The argument from ignorance, or argumentum ad ignorantiam, infers that a proposition is true from the fact that it is not proven to be false (or alternatively, that a proposition is false because it is not proven to be true).
The old argument that “the absence of evidence is not evidence of absence” is a form of this logical fallacy, because the absence of evidence can be evidence of absence if substantial attempts to find evidence have proven negative.
This fallacy also asserts that a proposition is true because it has not yet been proven false, or it is “generally accepted” (or vice versa).
Furthermore, this argument presumes that there are only two choices — true or false. In fact, there are other choices, including “not enough investigation has been completed to choose between true or false.” So a non-fallacious argument may be made that a proposition is not false because insufficient testing has been done to show it false. That is a reasonable argument.
Appeals to ignorance are used to shift the burden of proof to the other side. However, the burden of proof should be on the side that is making the assertion, not on the side that disputes the assertion.

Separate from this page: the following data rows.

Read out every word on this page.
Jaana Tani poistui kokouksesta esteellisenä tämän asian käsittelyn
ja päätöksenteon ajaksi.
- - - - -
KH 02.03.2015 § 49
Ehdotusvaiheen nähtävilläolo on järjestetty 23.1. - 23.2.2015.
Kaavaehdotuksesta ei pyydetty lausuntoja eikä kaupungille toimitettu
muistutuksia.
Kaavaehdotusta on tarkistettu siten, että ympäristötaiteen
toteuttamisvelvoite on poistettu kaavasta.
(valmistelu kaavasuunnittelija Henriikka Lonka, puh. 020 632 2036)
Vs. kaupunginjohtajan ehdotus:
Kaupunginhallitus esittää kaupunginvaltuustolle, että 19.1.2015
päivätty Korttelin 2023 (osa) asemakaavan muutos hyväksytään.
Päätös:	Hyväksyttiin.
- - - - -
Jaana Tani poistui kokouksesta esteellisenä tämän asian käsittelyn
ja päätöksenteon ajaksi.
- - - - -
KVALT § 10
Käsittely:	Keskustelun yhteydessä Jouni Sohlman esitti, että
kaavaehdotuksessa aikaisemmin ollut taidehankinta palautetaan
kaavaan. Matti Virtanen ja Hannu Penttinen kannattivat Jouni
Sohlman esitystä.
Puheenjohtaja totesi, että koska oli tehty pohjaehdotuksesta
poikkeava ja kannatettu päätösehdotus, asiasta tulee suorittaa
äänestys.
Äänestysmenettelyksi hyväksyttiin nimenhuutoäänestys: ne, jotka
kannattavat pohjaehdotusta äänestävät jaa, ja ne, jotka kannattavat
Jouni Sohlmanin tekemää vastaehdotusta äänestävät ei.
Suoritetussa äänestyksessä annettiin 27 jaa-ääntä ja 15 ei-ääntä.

Examples of the argument from ignorance
Almost all the claims from the anti-science movement revolve around some form of argument from ignorance.
Proponents of the anti-science movement will usually pick some aspect of a currently accepted scientific theory and argue that it must be wrong because they do not believe it explains some aspect of the natural world. Common examples of this are such claims as “you can’t prove global warming is caused by humans,” “I don’t see how evolution could increase the complexity of an organism,” “material properties of the brain cannot presently explicitly explain consciousness so it must be caused by non-materialist processes,” or “I don’t know how this alternative medicine works, but it does.”
The argument from ignorance is used widely in the anti-vaccine movement. I constantly hear someone say “you cannot prove that vaccines don’t cause XYZ (whatever the adverse event of the week is), so it’s possible that it does cause it.” Actually, since they are asserting the adverse event, they need to provide the evidence (and anecdotes don’t count as evidence).